New York’s highest court reversed an intermediate appellate decision and denied summary judgment to a defendant contractor where it found “triable issues of fact exist as to the nature of the relationship between the moving defendants and the unlicensed contractor involved in the renovation project.”

At issue was whether the contractor that had applied for and obtained a building permit for work could escape liability for property damage by contending that it did not perform the relevant work and that having its name on the permit alone could not create a duty to ensure safety or conditions at the construction site. Plaintiff is the insurer that paid the claim of the homeowners whose property was damaged by two fires that occurred during renovations as a result of improperly using, storing and maintaining flooring materials.

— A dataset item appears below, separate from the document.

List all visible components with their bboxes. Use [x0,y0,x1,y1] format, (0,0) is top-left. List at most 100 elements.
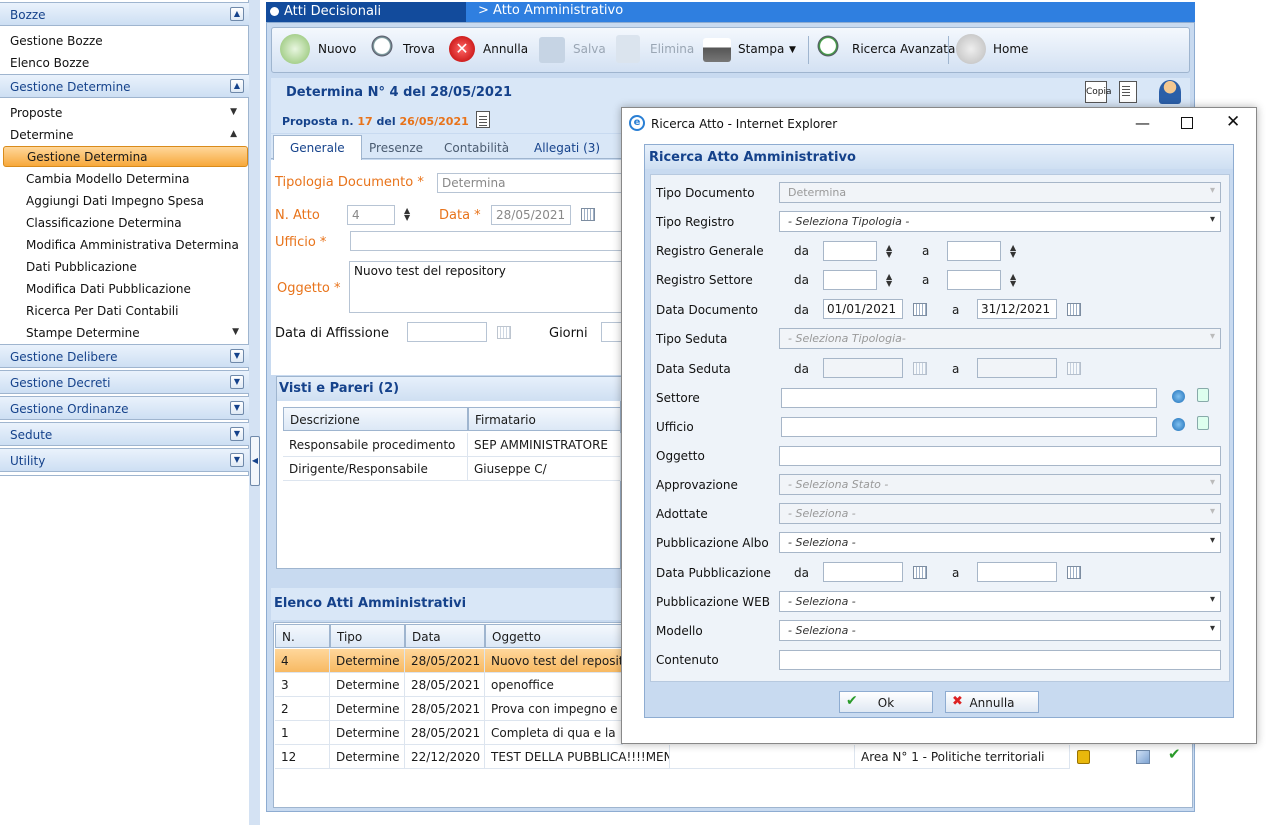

Defendant’s motion for summary judgment had been denied by the motion court, which found numerous questions of fact regarding the roles of the contractor’s principal and the other contractor. A divided Appellate Division reversed, the majority holding that “The fact that the building permit for the renovation project named Style Management Corp. as the contractor, and the deposition testimony that the Baruch defendants paid a sum of money to the Style defendants for the use of the name Style Management Corp. on the permit, is insufficient to raise a triable issue of fact as to whether the Style defendants were the general contractor for the project, in the absence of evidence that the Style defendants acted as the general contractor by, for example, hiring, supervising, or paying subcontractors.” 125 AD3d 759, __, 2015 NY Slip Op 01266 (2nd Dep’t 2015).

In a searching dissent, Justice Maltese identified several issues of fact but also stepped back to acknowledge what else was at stake. He wrote, “The fact that the Style defendants may have abandoned their duty as the licensed home improvement contractor in allowing Zak Baruch and AA Find Home Builder, Inc. (hereinafter together the Baruch defendants), or someone else, to oversee and safeguard the premises from a fire hazard during the renovations should not obviate the responsibilities of the Style defendants as the named contractor, who was carrying the insurance. To hold otherwise would allow the Style defendants to perpetuate fraud on the Village of Lake Success and circumvent the very purpose of requiring licenses and insurance to protect both consumers and workers.” Id. at ___. The Appellate Division subsequently granted plaintiff’s motion to appeal to the Court of Appeals.

A unanimous Court of Appeals reversed the decision of the Appellate Division majority based upon evidence that the defendant’s role in the home renovation project was more than the mere listing of defendant’s name on the building permit and the completion of some minor carpentry work.

The record showed that the unlicensed contractor paid the defendant, who was licensed, to obtain the building permit to cover the entire renovation project, including the installation of wood floors. The two had engaged in similar arrangements on other projects. The permit application identified the defendant as the contractor and included floor installation in the work to be performed. The application had been supported by defendant’s certificate of liability insurance, contractor’s license, and workers’ compensation information.

The record also showed that the defendant’s principal demanded (and received) additional funds when he found out that the job was bigger than he had anticipated. He had even threatened to withdraw the permit – and thus bring the project to a halt – if the unlicensed contractor did not supply the additional funds. The Court held that, “A trier of fact should be permitted to determine whether [the contractors] were partners, a joint venture, or in an agency relationship such that the Style defendants would be liable for the damage that occurred as a result of the flooring work.” 2016 NY Slip Op 07046.